Multivariate analysis identified two factors independently associated with lower resistance to managing FM patients: physician age and the perception that patients are concerned about their condition. Although certain personality traits, particularly agreeableness, were associated in univariate analysis, none remained significant in the multivariate model, suggesting that personality plays only a secondary role. These findings are consistent with those of Mostafapour et al.,[17] who noted that while personality traits may influence the quality of the physician-patient relationship, personal engagement remains one of its strongest determinants.
Study Limitations
This study has several strengths, including its targeted approach, the use of validated assessment tools, and the exploration of a largely understudied context.

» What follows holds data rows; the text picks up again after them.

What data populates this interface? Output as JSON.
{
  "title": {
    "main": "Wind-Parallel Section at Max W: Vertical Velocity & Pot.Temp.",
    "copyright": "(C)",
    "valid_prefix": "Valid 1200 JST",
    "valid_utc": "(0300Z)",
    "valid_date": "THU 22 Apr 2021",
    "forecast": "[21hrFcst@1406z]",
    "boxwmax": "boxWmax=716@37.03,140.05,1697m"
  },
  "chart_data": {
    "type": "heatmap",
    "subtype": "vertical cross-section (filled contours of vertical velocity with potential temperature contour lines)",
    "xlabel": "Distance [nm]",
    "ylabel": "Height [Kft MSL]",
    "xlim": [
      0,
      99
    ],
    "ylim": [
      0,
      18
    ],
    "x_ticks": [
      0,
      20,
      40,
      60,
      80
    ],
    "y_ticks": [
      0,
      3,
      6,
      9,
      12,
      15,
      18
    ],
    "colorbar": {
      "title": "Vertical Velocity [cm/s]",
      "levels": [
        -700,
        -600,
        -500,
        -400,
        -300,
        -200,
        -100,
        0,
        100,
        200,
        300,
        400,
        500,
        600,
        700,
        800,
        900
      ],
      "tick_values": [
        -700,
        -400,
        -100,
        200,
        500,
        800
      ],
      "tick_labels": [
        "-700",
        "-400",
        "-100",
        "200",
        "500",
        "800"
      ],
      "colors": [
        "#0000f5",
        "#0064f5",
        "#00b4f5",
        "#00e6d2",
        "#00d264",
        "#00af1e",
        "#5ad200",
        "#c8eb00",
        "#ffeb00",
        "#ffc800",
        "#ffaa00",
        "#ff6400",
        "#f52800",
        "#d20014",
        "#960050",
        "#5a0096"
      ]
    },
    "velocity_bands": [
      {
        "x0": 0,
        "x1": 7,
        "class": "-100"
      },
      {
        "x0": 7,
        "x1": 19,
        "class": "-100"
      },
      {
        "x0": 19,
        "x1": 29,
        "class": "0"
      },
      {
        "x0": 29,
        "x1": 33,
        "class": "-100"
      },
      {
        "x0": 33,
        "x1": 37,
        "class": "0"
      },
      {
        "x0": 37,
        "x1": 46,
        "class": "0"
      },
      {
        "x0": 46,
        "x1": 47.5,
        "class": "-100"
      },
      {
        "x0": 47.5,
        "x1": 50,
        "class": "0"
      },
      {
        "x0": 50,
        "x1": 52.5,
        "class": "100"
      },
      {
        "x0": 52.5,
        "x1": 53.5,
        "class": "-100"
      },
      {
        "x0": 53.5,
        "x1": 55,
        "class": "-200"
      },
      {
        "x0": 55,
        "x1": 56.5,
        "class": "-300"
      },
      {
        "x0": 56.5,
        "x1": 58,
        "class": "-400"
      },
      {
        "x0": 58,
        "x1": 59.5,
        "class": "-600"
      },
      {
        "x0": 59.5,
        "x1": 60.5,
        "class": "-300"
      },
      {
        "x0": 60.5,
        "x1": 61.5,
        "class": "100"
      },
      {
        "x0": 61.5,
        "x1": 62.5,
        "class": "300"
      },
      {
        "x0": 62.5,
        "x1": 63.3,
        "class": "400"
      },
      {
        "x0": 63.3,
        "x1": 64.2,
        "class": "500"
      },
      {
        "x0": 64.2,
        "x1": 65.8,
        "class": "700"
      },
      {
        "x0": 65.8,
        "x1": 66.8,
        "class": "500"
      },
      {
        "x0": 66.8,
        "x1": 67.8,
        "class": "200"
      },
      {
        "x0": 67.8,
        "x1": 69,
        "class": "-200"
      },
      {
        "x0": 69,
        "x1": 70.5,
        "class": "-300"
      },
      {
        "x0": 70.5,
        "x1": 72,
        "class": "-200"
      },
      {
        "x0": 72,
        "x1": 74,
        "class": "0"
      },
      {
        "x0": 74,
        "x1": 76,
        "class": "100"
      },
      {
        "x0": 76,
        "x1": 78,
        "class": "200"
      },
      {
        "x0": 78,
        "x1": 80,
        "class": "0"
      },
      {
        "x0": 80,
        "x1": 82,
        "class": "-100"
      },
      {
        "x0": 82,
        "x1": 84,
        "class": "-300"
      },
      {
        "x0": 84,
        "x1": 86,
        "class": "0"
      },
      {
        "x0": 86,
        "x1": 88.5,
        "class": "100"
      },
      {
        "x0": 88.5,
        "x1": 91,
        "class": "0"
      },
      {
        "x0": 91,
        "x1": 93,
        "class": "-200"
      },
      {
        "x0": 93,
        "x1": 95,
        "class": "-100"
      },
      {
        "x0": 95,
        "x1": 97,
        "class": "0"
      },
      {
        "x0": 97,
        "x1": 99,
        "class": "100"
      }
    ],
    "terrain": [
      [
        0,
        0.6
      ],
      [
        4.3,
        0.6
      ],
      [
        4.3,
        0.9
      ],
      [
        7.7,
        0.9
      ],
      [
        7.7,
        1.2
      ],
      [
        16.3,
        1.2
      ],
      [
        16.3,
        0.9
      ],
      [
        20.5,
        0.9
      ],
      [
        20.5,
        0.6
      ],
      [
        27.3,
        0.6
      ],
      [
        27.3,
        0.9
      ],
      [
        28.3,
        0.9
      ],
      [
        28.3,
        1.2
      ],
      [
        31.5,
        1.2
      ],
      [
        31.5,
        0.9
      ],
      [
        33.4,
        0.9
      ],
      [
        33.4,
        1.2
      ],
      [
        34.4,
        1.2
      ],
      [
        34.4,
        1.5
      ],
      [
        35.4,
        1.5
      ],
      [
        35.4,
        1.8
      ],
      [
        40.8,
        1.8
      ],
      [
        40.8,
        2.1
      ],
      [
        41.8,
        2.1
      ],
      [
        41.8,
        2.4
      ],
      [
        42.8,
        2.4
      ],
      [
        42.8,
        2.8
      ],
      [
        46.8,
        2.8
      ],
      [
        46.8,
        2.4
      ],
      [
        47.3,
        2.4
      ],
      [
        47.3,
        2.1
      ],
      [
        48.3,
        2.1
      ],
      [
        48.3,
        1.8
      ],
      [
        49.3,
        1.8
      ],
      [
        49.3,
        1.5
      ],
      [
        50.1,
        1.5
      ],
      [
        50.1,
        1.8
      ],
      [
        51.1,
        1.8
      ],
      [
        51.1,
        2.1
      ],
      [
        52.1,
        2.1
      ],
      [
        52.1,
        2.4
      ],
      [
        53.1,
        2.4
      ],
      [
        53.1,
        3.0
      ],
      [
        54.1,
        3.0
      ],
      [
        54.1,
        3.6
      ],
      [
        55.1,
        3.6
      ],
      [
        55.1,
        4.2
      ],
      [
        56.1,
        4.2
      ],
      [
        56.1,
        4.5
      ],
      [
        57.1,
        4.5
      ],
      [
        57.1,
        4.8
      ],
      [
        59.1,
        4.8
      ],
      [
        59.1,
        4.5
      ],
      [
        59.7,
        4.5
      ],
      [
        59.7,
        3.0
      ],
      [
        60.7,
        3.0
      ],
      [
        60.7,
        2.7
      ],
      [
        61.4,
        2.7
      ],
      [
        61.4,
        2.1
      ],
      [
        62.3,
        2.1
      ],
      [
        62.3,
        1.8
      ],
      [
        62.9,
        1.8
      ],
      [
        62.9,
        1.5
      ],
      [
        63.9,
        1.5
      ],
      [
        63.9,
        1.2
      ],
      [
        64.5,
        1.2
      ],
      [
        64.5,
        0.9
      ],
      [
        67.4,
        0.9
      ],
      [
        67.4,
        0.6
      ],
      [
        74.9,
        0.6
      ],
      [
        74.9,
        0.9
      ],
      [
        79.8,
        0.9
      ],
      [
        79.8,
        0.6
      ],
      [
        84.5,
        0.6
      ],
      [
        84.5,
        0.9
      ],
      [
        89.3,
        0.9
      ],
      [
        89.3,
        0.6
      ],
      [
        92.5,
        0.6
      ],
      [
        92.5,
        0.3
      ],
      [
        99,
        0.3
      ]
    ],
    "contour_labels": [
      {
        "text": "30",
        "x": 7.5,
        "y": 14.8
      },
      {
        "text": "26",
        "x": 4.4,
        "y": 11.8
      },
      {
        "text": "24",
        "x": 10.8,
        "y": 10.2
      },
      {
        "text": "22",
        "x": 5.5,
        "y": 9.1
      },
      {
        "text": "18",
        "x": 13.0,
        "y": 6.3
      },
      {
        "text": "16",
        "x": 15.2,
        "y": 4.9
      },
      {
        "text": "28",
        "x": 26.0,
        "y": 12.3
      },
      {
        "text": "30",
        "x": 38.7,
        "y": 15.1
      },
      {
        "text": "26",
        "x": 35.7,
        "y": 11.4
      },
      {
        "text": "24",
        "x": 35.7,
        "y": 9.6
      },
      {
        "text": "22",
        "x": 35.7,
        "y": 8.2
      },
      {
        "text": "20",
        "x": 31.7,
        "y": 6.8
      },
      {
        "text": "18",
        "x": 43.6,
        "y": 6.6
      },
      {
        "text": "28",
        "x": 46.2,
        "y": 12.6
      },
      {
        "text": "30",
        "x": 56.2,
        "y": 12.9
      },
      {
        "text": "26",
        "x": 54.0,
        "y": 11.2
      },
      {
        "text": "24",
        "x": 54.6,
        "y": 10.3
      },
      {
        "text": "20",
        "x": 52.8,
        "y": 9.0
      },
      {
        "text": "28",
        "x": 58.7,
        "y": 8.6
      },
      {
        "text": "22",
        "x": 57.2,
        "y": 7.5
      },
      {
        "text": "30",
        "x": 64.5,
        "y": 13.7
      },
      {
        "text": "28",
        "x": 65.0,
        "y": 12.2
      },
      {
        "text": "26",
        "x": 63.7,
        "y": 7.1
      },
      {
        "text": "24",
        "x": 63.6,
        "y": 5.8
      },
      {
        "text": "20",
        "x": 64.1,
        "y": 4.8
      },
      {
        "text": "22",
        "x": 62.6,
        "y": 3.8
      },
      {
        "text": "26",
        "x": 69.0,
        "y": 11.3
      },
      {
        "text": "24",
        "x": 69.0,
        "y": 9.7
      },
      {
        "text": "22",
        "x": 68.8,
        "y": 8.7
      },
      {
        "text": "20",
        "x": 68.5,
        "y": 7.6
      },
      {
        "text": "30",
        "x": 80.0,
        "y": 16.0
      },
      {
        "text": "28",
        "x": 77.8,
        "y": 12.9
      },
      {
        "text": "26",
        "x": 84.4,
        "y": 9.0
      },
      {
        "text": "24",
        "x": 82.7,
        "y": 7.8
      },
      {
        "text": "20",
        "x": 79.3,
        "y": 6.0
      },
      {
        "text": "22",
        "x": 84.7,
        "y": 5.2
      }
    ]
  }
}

To our knowledge, it is the first study to examine the association between reluctance to manage FM patients and physicians’ personality traits. Nonetheless, some methodological limitations should be acknowledged, particularly the modest response rate (26%), which resulted in a restricted sample size, and the reliance on self-reported data.
Conclusion
Overall, this study reveals a predominantly negative perception of FM among rheumatologists, marked by significant reluctance to provide care, elevated levels of frustration, and an unclear conceptualization of the disease. These factors represent major barriers to establishing a high-quality physician-patient relationship. Our findings highlight the urgent need for continuing medical education focused on chronic pain management, therapeutic communication, and clinical recognition of functional symptoms. Moreover, promoting a biopsychosocial approach to FM care appears essential to rebuilding trust and strengthening the therapeutic alliance.
In-depth qualitative studies are warranted to better understand the underlying factors driving physicians’ reluctance to treat FM patients. Such investigations may substantially improve the quality of care, not only for individuals with FM but also for those with other unexplained chronic pain syndromes.